While many of the conference papers eventually make it into the general population, their timeliness in a rapidly emerging playing field is critical. Perhaps the most significant concept emerging from the research to date is the importance of a robust decision-making tool in the development of an integrated water system. There are several models emerging, but perhaps the most impressive, in terms of its comprehensive and adaptive nature is the
multi-criteria analysis (MCA) tool that has been adopted by individuals and organizations involved with environmental management.
The MCA tool appeals to me, as a practitioner of Lean Manufacturing and the Crane Business system because it is highly organized in its approach, but also because it incorporates qualitative (non-metric) data. I want to adopt and adapt this tool as a primary goal of my stated research objectives which was to provide a tool for water system designers, typically engineers at engineering/procurement/contracting (EPC) firms, to manage the complex interplay between economic, environmental, and socio-political variables. The sequential nature of the MCA is intuitive and follows steps in formal problem-solving kaizen that I already understand; 1) Problem Definition,
2) Baseline Data, 3) Graphic Evaluation, 4) Standardization, 5) Ranking, and 6) Sensitivity Analysis.
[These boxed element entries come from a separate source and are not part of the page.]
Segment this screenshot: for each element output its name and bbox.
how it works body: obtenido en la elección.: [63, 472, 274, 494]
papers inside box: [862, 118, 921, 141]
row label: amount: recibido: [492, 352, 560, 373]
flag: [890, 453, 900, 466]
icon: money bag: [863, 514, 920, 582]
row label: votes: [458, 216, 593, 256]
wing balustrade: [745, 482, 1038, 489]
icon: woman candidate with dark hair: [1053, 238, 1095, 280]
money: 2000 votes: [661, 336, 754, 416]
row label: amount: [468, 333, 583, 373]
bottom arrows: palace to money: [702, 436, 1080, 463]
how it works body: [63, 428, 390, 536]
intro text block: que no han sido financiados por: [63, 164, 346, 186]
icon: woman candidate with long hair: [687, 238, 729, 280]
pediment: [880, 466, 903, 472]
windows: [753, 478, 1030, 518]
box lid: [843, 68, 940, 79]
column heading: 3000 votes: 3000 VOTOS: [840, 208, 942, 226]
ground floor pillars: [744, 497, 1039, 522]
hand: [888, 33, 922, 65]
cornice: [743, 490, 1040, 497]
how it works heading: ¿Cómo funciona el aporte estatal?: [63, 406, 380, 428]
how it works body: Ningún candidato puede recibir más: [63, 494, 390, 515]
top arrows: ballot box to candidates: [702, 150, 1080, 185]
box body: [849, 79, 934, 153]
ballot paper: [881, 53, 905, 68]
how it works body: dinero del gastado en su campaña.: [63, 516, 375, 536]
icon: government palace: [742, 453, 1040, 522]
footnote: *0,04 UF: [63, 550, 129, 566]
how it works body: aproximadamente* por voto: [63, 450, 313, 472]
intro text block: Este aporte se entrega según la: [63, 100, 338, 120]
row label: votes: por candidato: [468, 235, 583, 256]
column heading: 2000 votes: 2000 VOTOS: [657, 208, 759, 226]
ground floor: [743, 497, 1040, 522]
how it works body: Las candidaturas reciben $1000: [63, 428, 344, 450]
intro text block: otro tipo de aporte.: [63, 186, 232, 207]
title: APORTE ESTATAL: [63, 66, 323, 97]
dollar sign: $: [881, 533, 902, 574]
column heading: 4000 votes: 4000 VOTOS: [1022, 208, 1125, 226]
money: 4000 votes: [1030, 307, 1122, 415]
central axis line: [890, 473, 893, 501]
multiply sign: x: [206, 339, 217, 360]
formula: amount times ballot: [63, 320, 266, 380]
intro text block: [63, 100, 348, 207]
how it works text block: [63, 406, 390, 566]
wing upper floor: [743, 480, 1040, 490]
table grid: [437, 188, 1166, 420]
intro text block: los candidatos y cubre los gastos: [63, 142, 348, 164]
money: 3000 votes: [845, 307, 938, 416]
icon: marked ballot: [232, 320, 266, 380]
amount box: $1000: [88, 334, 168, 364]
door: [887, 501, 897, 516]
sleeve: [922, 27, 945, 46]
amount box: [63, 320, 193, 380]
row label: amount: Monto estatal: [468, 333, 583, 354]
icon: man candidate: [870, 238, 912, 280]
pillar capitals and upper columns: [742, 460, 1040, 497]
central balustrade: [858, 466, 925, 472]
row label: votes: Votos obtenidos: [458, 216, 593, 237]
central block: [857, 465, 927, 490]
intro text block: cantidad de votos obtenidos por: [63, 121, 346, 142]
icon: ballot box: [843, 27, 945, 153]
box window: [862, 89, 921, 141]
I believe that I can easily adapt my current problem-solving tool set to provide engineers with a framework for dealing with water treatment system effluent streams within the rubric of environmental impact analysis (EIA), including the expansion of Crane Water University (CWU) to provide the necessary training to use the tool. The CWU module is another main goal of my research; to provide sufficient background, current state (including a review of case studies, technologies, costing models), and emerging technologies, and emerging trends in policy and regulation.
Another factor emerging from my research so far is the geospatial distribution of case studies and knowledge. I began my research with the aim of capturing best management practices and other information from six European countries + the USA, but the literature review has expanded the geographic reach to include 15 countries and counting. A third goal of my research was to pull together the best thinking from Europe and the US, but this now also includes the Middle East, Asia, Australia, and India.
For a given water problem, and water appears always to be a local (localized) problem, the trend appears to be the application of a suite of technologies and techniques, and the diversity of approaches, often along geospatial lines, should provide a wider array of possible solutions to individualized water resource problems.